Il rimedio agli scontri di Cuneo? Il patto di Rimini.

Il rimedio agli scontri di Cuneo? Il patto di Rimini.

Leggo, in quella miniera di informazioni che è il blog di Ugo Tassinari[1], il resoconto dell’allucinante battaglia di Cuneo, quella scatenata, a quanto si dice, dagli “antagonisti” dei Centri sociali di Torino contro l’apertura di una sede di CasaPound: “due feriti, otto contusi, nessun fermo[2]. Un antifascismo davvero irresistibile: “Sono arrivati in cento. Armati di aste e bombe carta”.  Un ragazzo “grave in ospedale per un cubetto di porfido in testa, un carabiniere ferito, e 8 contusi tra le forze dell’ordine. Tanti danni (vetri d’auto spaccati, arredo divelto…)…Hanno aspettato l’intervento del segretario provinciale di Rifondazione…E si sono alzati come a un comando…Il corteo si è mosso rapido e violento. Prima il lancio di una decina di bombe carta, poi le cariche con aste di bandiera, cinghie, manganelli. Dalle retrovie il lancio di sanpietrini e bottiglie di birra…”.
Mi domando: ma si può essere più imbecilli di così? A chi giova questa decrepita riproposizione di scenari unti e bisunti? “Antagonisti”, de che? Eppure – mi rivolgo a chi (sia tra i fasci che tra gli antifa) non ha buttato del tutto il cervello all’ammasso – un rimedio ci sarebbe (a questi ricorrenti scempi che fanno comodo solo al ministro dell’Interno di turno): la riesumazione, e questa volta su tutto il territorio nazionale, del patto di Rimini. Quello stipulato a suo tempo da Adolfo Morganti, uno dei fascisti più atipici, eruditi (e intelligenti) d’Italia e i suoi conterranei di Lotta Continua:
Gabriele Marconi: Un mondo in fermento che rimase schiacciato sotto le macerie della stazione di Bologna: di là i morti per la bomba, di qua l’accusa infamante di un’intera parte politica giudicata colpevole. Come cambiò, nella tua Rimini, la situazione? Dall’autunno ’80 la vostra attività si indirizzò più che altro sul versante culturale.
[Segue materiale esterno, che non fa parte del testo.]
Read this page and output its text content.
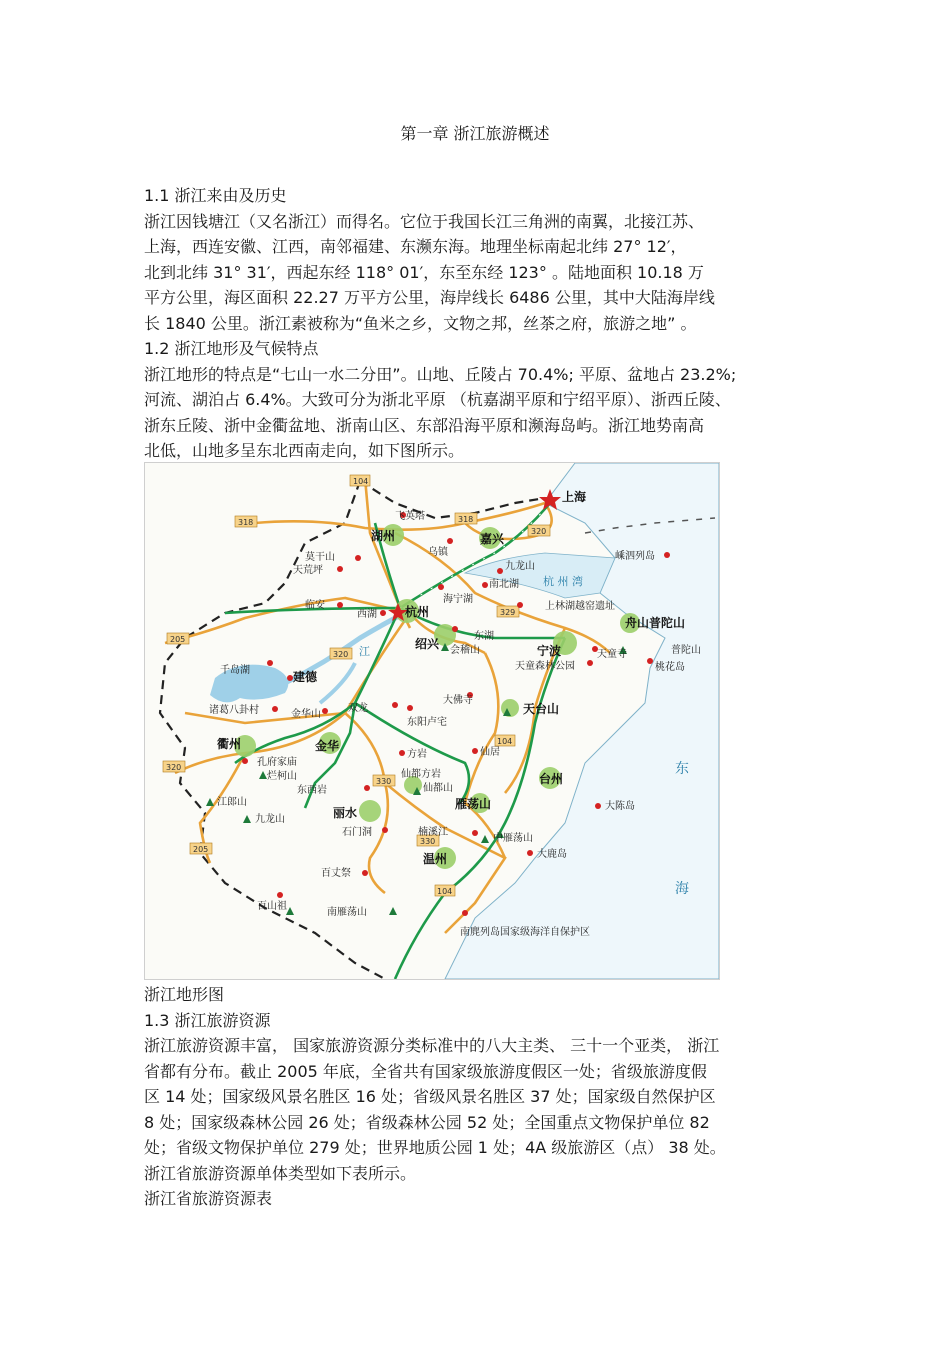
第一章 浙江旅游概述
1.1 浙江来由及历史
浙江因钱塘江（又名浙江）而得名。它位于我国长江三角洲的南翼，北接江苏、
上海，西连安徽、江西，南邻福建、东濒东海。地理坐标南起北纬 27° 12′，
北到北纬 31° 31′，西起东经 118° 01′，东至东经 123° 。陆地面积 10.18 万
平方公里，海区面积 22.27 万平方公里，海岸线长 6486 公里，其中大陆海岸线
长 1840 公里。浙江素被称为“鱼米之乡，文物之邦，丝茶之府，旅游之地” 。
1.2 浙江地形及气候特点
浙江地形的特点是“七山一水二分田”。山地、丘陵占 70.4%; 平原、盆地占 23.2%;
河流、湖泊占 6.4%。大致可分为浙北平原 （杭嘉湖平原和宁绍平原）、浙西丘陵、
浙东丘陵、浙中金衢盆地、浙南山区、东部沿海平原和濒海岛屿。浙江地势南高
北低，山地多呈东北西南走向，如下图所示。
104
318	318
320
320
329
205
205
104
330
330
104
320
上海
湖州	嘉兴
杭州
绍兴	宁波
衢州	金华
台州
丽水
温州
飞英塔
乌镇
九龙山
南北湖
嵊泗列岛
莫干山
天荒坪
海宁湖
上林湖越窑遗址
临安
西湖
东湖
会稽山
舟山普陀山
普陀山
天童寺
天童森林公园	桃花岛
千岛湖	建德
诸葛八卦村	金华山
双龙
东阳卢宅
大佛寺
天台山
孔府家庙
烂柯山
方岩	仙居
仙都方岩
仙都山
东西岩
江郎山
九龙山
雁荡山
石门洞	楠溪江
中雁荡山
大陈岛
大鹿岛
百丈祭
百山祖
南雁荡山
南麂列岛国家级海洋自保护区
杭 州 湾
东
海
江
浙江地形图
1.3 浙江旅游资源
浙江旅游资源丰富， 国家旅游资源分类标准中的八大主类、 三十一个亚类， 浙江
省都有分布。截止 2005 年底，全省共有国家级旅游度假区一处；省级旅游度假
区 14 处；国家级风景名胜区 16 处；省级风景名胜区 37 处；国家级自然保护区
8 处；国家级森林公园 26 处；省级森林公园 52 处；全国重点文物保护单位 82
处；省级文物保护单位 279 处；世界地质公园 1 处；4A 级旅游区（点） 38 处。
浙江省旅游资源单体类型如下表所示。
浙江省旅游资源表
Adolfo Morganti: Il cambiamento era già nell’aria. Io ero segretario locale del Fdg, e venni espulso nell’ondata successiva alla cacciata di Marco Tarchi. Ma quel tentativo del sistema di riproporre una guerra civile sanguinosa passava sopra le nostre teste, quindi cercammo uno strumento nuovo che ci consentisse di uscire da questo gioco al massacro. Una delle cose che sono orgoglioso di aver fatto, appena inaugurata la cooperativa, è stata la sospensione delle ostilità con gli allora capi di Lotta continua a Rimini.
G. M.: In che maniera?
A. M.: Ci trovammo, una notte fatta di chiacchiere e bottiglie di vino (per una volta non rotte in testa), e decidemmo di finirla con gli scontri nella nostra città. Tant’è che Panorama bollò la sospensione delle sprangate come un patto nazi-maoista contro lo Stato democratico… conferma in più che gli scontri facevano comodo al potere.
G. M.: E con quei tipi di Lotta Continua?
A. M.: I rapporti sono rimasti ottimi, il che non è una cattiva cosa”[3].